How Smart Building Tech helps make people productive
The answer is simpler than we might think. According to Metrikus — our partner in providing Smart, our building occupancy and air quality tracking system — lower CO2 levels make for more productive humans. Citing research from the UK, they point out that high levels of CO2 cause a 23% impairment in decision making, and an 11% reduction in productivity.
Slumbers echoes this research: "Because we know if a space is too hot or too cold, or has carbon dioxide levels that are too high, or is too noisy, or has poor lighting, or is too humid, or not humid enough, the effect will be that the occupiers of that space will have their cognitive functions impaired.
"Get these environmental factors right and we know we can help enable people to be as productive as they are capable of being."
Our Smart solution enables you to do this very thing. Using Smart, you can track lobby traffic, building occupancy, air quality and more — across tenancies, common areas, elevators, buildings, and even your entire portfolio. Even better, all of this tracking data is fed to you in real time. This real-time data helps you to improve the health and wellbeing — and thus the productivity — of your tenants.
Smart works using small, non-invasive sensors that are placed at regular intervals throughout your buildings. The sensors capture data and send it to your dashboards on a minute-by-minute basis — and from there, if you decide, you can filter that data to your tenants.
Quantifiable data is within your grasp.
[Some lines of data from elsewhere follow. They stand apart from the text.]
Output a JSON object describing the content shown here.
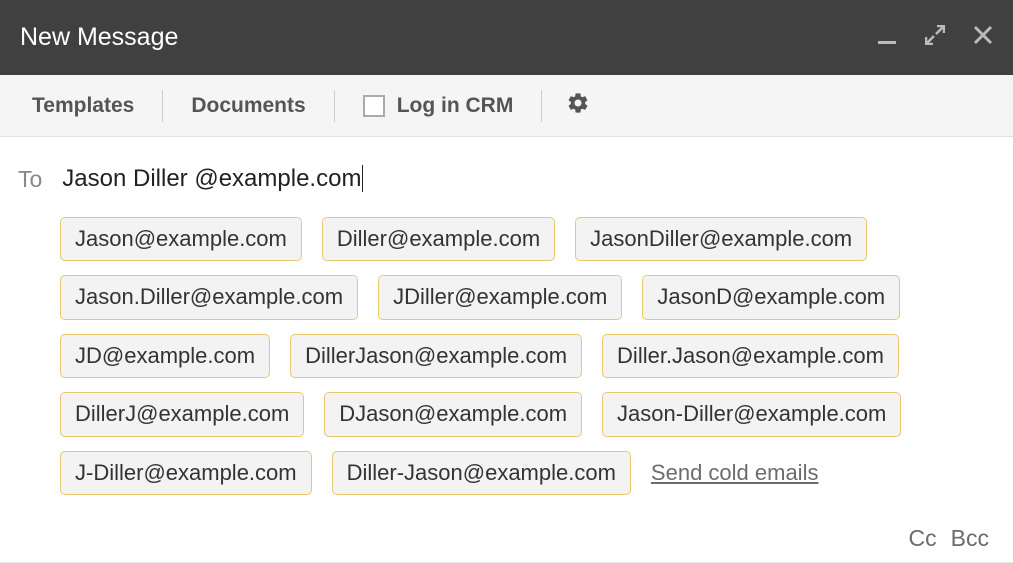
{
  "titlebar": {
    "title": "New Message"
  },
  "toolbar": {
    "templates": "Templates",
    "documents": "Documents",
    "log_in_crm": "Log in CRM"
  },
  "recipients": {
    "to_label": "To",
    "input_value": "Jason Diller @example.com",
    "suggestions": [
      "Jason@example.com",
      "Diller@example.com",
      "JasonDiller@example.com",
      "Jason.Diller@example.com",
      "JDiller@example.com",
      "JasonD@example.com",
      "JD@example.com",
      "DillerJason@example.com",
      "Diller.Jason@example.com",
      "DillerJ@example.com",
      "DJason@example.com",
      "Jason-Diller@example.com",
      "J-Diller@example.com",
      "Diller-Jason@example.com"
    ],
    "cold_email_link": "Send cold emails",
    "cc_label": "Cc",
    "bcc_label": "Bcc"
  }
}
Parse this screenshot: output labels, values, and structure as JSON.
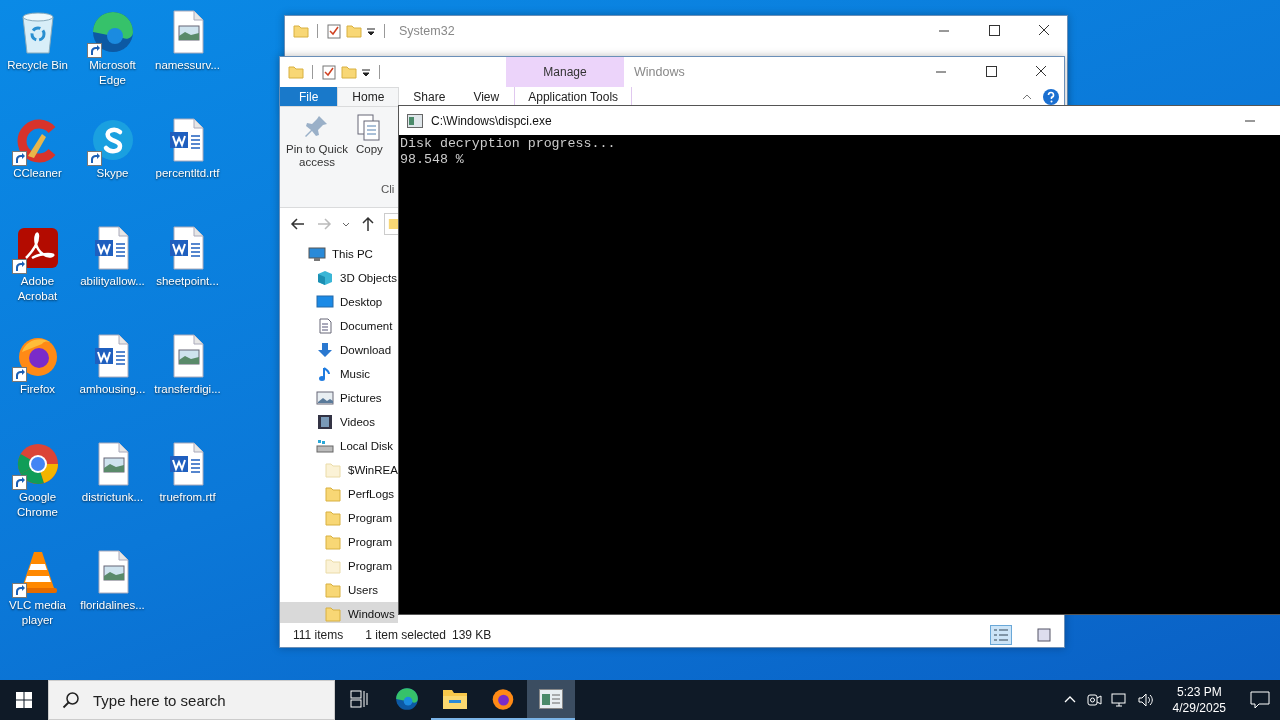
{
  "desktop_icons": [
    {
      "label": "Recycle Bin",
      "kind": "recycle-bin",
      "shortcut": false
    },
    {
      "label": "CCleaner",
      "kind": "ccleaner",
      "shortcut": true
    },
    {
      "label": "Adobe Acrobat",
      "kind": "acrobat",
      "shortcut": true
    },
    {
      "label": "Firefox",
      "kind": "firefox",
      "shortcut": true
    },
    {
      "label": "Google Chrome",
      "kind": "chrome",
      "shortcut": true
    },
    {
      "label": "VLC media player",
      "kind": "vlc",
      "shortcut": true
    },
    {
      "label": "Microsoft Edge",
      "kind": "edge",
      "shortcut": true
    },
    {
      "label": "Skype",
      "kind": "skype",
      "shortcut": true
    },
    {
      "label": "abilityallow...",
      "kind": "word-file",
      "shortcut": false
    },
    {
      "label": "amhousing...",
      "kind": "word-file",
      "shortcut": false
    },
    {
      "label": "districtunk...",
      "kind": "image-file",
      "shortcut": false
    },
    {
      "label": "floridalines...",
      "kind": "image-file",
      "shortcut": false
    },
    {
      "label": "namessurv...",
      "kind": "image-file",
      "shortcut": false
    },
    {
      "label": "percentltd.rtf",
      "kind": "word-file",
      "shortcut": false
    },
    {
      "label": "sheetpoint...",
      "kind": "word-file",
      "shortcut": false
    },
    {
      "label": "transferdigi...",
      "kind": "image-file",
      "shortcut": false
    },
    {
      "label": "truefrom.rtf",
      "kind": "word-file",
      "shortcut": false
    }
  ],
  "back_window": {
    "title": "System32"
  },
  "explorer_window": {
    "title": "Windows",
    "context_tab": {
      "header": "Manage",
      "label": "Application Tools"
    },
    "tabs": [
      {
        "label": "File",
        "kind": "file",
        "selected": false
      },
      {
        "label": "Home",
        "kind": "tab",
        "selected": true
      },
      {
        "label": "Share",
        "kind": "tab",
        "selected": false
      },
      {
        "label": "View",
        "kind": "tab",
        "selected": false
      }
    ],
    "ribbon": {
      "buttons": [
        {
          "label": "Pin to Quick access",
          "kind": "pin"
        },
        {
          "label": "Copy",
          "kind": "copy"
        }
      ],
      "group_label": "Cli"
    },
    "tree": [
      {
        "label": "This PC",
        "kind": "pc",
        "selected": false,
        "children": [
          {
            "label": "3D Objects",
            "kind": "cube",
            "selected": false
          },
          {
            "label": "Desktop",
            "kind": "desktop",
            "selected": false
          },
          {
            "label": "Document",
            "kind": "document",
            "selected": false
          },
          {
            "label": "Download",
            "kind": "download",
            "selected": false
          },
          {
            "label": "Music",
            "kind": "music",
            "selected": false
          },
          {
            "label": "Pictures",
            "kind": "pictures",
            "selected": false
          },
          {
            "label": "Videos",
            "kind": "videos",
            "selected": false
          },
          {
            "label": "Local Disk",
            "kind": "disk",
            "selected": false,
            "children": [
              {
                "label": "$WinREA",
                "kind": "folder",
                "hidden": true,
                "selected": false
              },
              {
                "label": "PerfLogs",
                "kind": "folder",
                "hidden": false,
                "selected": false
              },
              {
                "label": "Program",
                "kind": "folder",
                "hidden": false,
                "selected": false
              },
              {
                "label": "Program",
                "kind": "folder",
                "hidden": false,
                "selected": false
              },
              {
                "label": "Program",
                "kind": "folder",
                "hidden": true,
                "selected": false
              },
              {
                "label": "Users",
                "kind": "folder",
                "hidden": false,
                "selected": false
              },
              {
                "label": "Windows",
                "kind": "folder",
                "hidden": false,
                "selected": true
              }
            ]
          }
        ]
      }
    ],
    "status": {
      "item_count": "111 items",
      "selection": "1 item selected",
      "size": "139 KB"
    }
  },
  "console": {
    "title": "C:\\Windows\\dispci.exe",
    "lines": [
      "Disk decryption progress...",
      "98.548 %"
    ]
  },
  "taskbar": {
    "search_placeholder": "Type here to search",
    "apps": [
      {
        "kind": "task-view",
        "running": false,
        "selected": false
      },
      {
        "kind": "edge",
        "running": false,
        "selected": false
      },
      {
        "kind": "explorer",
        "running": true,
        "selected": false
      },
      {
        "kind": "firefox",
        "running": true,
        "selected": false
      },
      {
        "kind": "console",
        "running": true,
        "selected": true
      }
    ],
    "clock": {
      "time": "5:23 PM",
      "date": "4/29/2025"
    }
  }
}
And once you have it, you can easily couple it with qualitative feedback — such as company satisfaction surveys — to demonstrate clear value to hybrid-geared tenants.
What about space?
Being able to demonstrate the causal link between air quality and productivity is one benefit of a smart building solution — another, which is of urgent interest to tenants, is space. "Across the workplace," Slumbers writes, "also at a very granular level, we need to know: What space is being used, at what time, by what teams in what location? What is the space to desk ratio?"
Smart also helps with this. You can see, in real time, how your building and offices are being occupied: What your tenant densities are, where the high-traffic points are, and more. This is an attractive value proposition to tenants: We can keep you safe and socially distanced, show you the usage habits of your employees over time, and cross-reference this data with other metrics to give you a better picture of office wellbeing and productivity.
Take JP Morgan Chase, who has just announced it will significantly reduce its office footprint in the coming years. As reported by Biznow, CEO Jamie Dimon said the firm will "quickly move to a more open seating arrangement, in which digital tools will help manage seating arrangements, as well as needed amenities, such as conference room space." JP Morgan Chase sees the value in solutions which track and manage space, and it is very likely its move will influence many other companies in the near future.
Still not convinced? Consider the words of Harvard Professor John Macomber (via Slumbers): "Healthier buildings will be able to show their value to occupants in a very empirical way... people are tuned in now so I wouldn't be surprised if they started to ask for data around air exchange, volatile compounds and CO2 in the air, and an average number of sick days from their buildings."